Das Spiel dauert 2x7 Minuten
Von Gerrit Booms
Fußball verbindet. Ein ebenso kurzer wie prägnanter Satz, der auch deswegen schon lange zur Plattitüde verkommen ist. Doch in den Hinterhöfen und auf den Bolzplätzen zeigt sich sein wahrer Kern. Den haben auch Mel Young und Harald Schmied erkannt und deswegen den »Homeless World Cup« ins Leben gerufen, der Obdachlose ermutigen soll, sich in die Gesellschaft zurückzukämpfen. Seit 2003 spielen jedes Jahr Hunderte mehr oder minder junge Männer um drei Pokale – und für eine wichtige Chance in ihrem Leben. Denn jeder Obdachlose darf nur einmal an dem Turnier teilnehmen. Kicking It begleitet einige von ihnen auf genau diesem Weg.
Susan Koch und Jeff Werner stellen einige Protagonisten der Weltmeisterschaft 2006 in Südafrika vor. Die kommen aus Irland, Kenia, den USA, Spanien, Russland oder auch Afghanistan. Die Männer zwischen Anfang 20 und Mitte 60 haben sehr unterschiedliche Vorgeschichten – und sie verfolgen alle ihr ganz eigenes Ziel, das wird schnell deutlich. Mal ist dies sehr lebensnah und realistisch, mal absolut an den Haaren herbeigezogen und eigentlich nur ein Wunschtraum. So möchte der eine aus der sportlichen Herausforderung Kraft im Kampf gegen seine Drogensucht schöpfen, der andere gerne für den Profifußball gescoutet werden. Ganz ähnlich verhält es sich im Übrigen mit den Ambitionen der sportlichen Leitungen. Während die einen ihren Mannschaften eine schöne Zeit bescheren wollen, in der sie Sonne, Strand und Sport genießen können, setzen die anderen ihre Spieler unter Druck. Für sie zählt einzig der sportliche Erfolg, mit dem im eigenen Land auf die Verhältnisse der Obdachlosen aufmerksam gemacht werden soll.

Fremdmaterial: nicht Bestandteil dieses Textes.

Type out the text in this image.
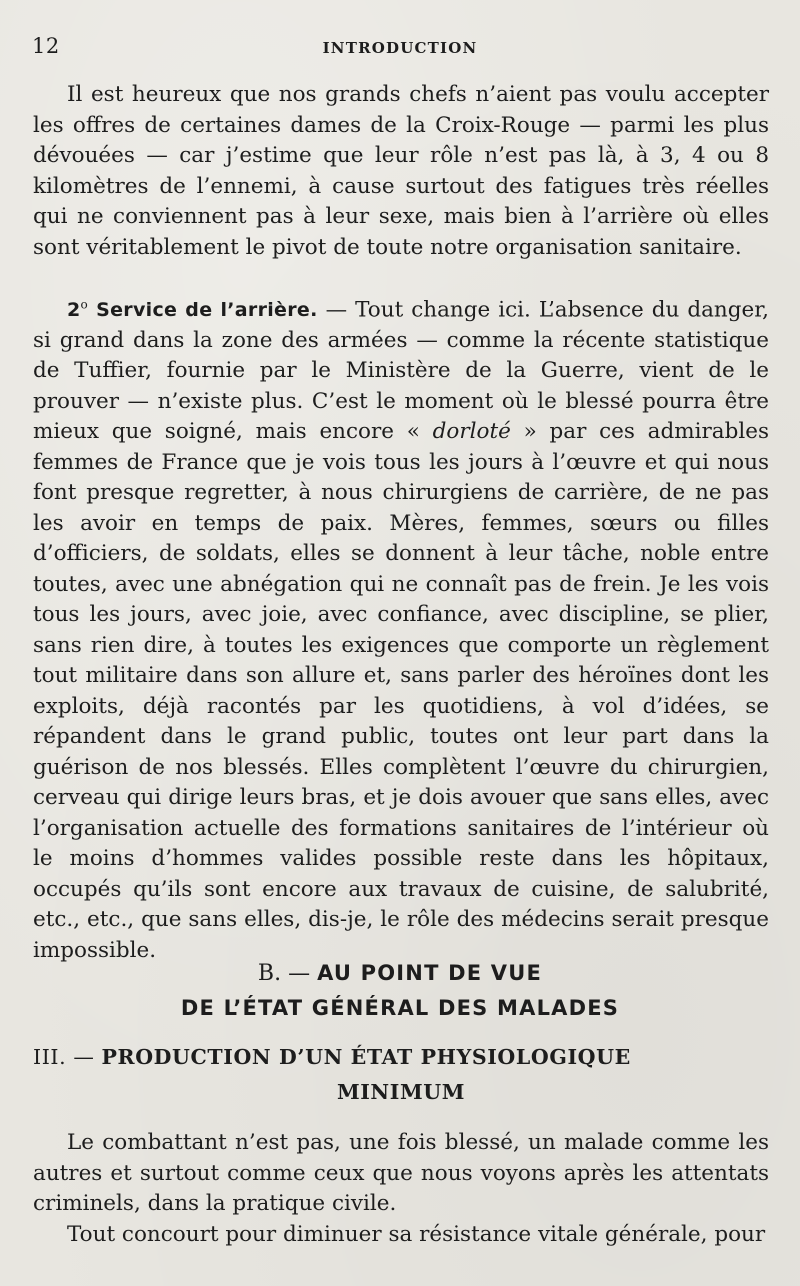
12	INTRODUCTION

Il est heureux que nos grands chefs n’aient pas voulu accepter les offres de certaines dames de la Croix-Rouge — parmi les plus dévouées — car j’estime que leur rôle n’est pas là, à 3, 4 ou 8 kilomètres de l’ennemi, à cause surtout des fatigues très réelles qui ne conviennent pas à leur sexe, mais bien à l’arrière où elles sont véritablement le pivot de toute notre organisation sanitaire.

2$^o$ Service de l’arrière. — Tout change ici. L’absence du danger, si grand dans la zone des armées — comme la récente statistique de Tuffier, fournie par le Ministère de la Guerre, vient de le prouver — n’existe plus. C’est le moment où le blessé pourra être mieux que soigné, mais encore « dorloté » par ces admirables femmes de France que je vois tous les jours à l’œuvre et qui nous font presque regretter, à nous chirurgiens de carrière, de ne pas les avoir en temps de paix. Mères, femmes, sœurs ou filles d’officiers, de soldats, elles se donnent à leur tâche, noble entre toutes, avec une abnégation qui ne connaît pas de frein. Je les vois tous les jours, avec joie, avec confiance, avec discipline, se plier, sans rien dire, à toutes les exigences que comporte un règlement tout militaire dans son allure et, sans parler des héroïnes dont les exploits, déjà racontés par les quotidiens, à vol d’idées, se répandent dans le grand public, toutes ont leur part dans la guérison de nos blessés. Elles complètent l’œuvre du chirurgien, cerveau qui dirige leurs bras, et je dois avouer que sans elles, avec l’organisation actuelle des formations sanitaires de l’intérieur où le moins d’hommes valides possible reste dans les hôpitaux, occupés qu’ils sont encore aux travaux de cuisine, de salubrité, etc., etc., que sans elles, dis-je, le rôle des médecins serait presque impossible.

B. — AU POINT DE VUE
DE L’ÉTAT GÉNÉRAL DES MALADES
III. — PRODUCTION D’UN ÉTAT PHYSIOLOGIQUE
MINIMUM

Le combattant n’est pas, une fois blessé, un malade comme les autres et surtout comme ceux que nous voyons après les attentats criminels, dans la pratique civile.

Tout concourt pour diminuer sa résistance vitale générale, pour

Durch schlichte Begleitung filtert Kicking It nach und nach ehrliche Emotionen und archetypische Motive heraus. Der »Homeless World Cup« entpuppt sich so als Spiegelbild der menschlichen Befindlichkeit. Und die Obdachlosen zeigen sich, dem Wortsinne entsprechend, ebenso zivilisiert wie jeder andere. Ihre Hoffnungen und Wünsche, ihre Ziele und Blauäugigkeiten, ihre Wut und Angst, das sind die Geschichten neben dem kleinen Street-Soccer-Feld – und der Rahmen für die Komödien und Tragödien, die wie so oft ganz nah beieinander liegen. Nicht umsonst fällt immer wieder das Stichwort »Würde«.
Sicherlich waren dabei dramaturgische Kniffe im Spiel. Es hat nachweislich nachträgliche Aufnahmen gegeben, die Arbeit von mehreren Units. Das ist bei einem so kleinen Filmprojekt und so großer räumlicher Ausbreitung aber auch durchaus verständlich. Bei Spielern aus insgesamt 48 Nationen können die Geschichten nicht alle im Vorhinein gefunden werden. Es ist dann der hervorragende Schnitt, der den Film im Fluß hält und der Dokumentation einen Hauch von Live-Reportage verleiht. Unter diesem Aspekt ist Kicking It absolut sehenswert – und ein ernsthafter Beitrag zur Reintegration. Gut, daß sich drei Jahre nach seinem Erscheinen auch ein deutscher Verleih finden ließ. Die anstehende Profi-Fußball-WM macht es wohl möglich. Fußball verbindet eben.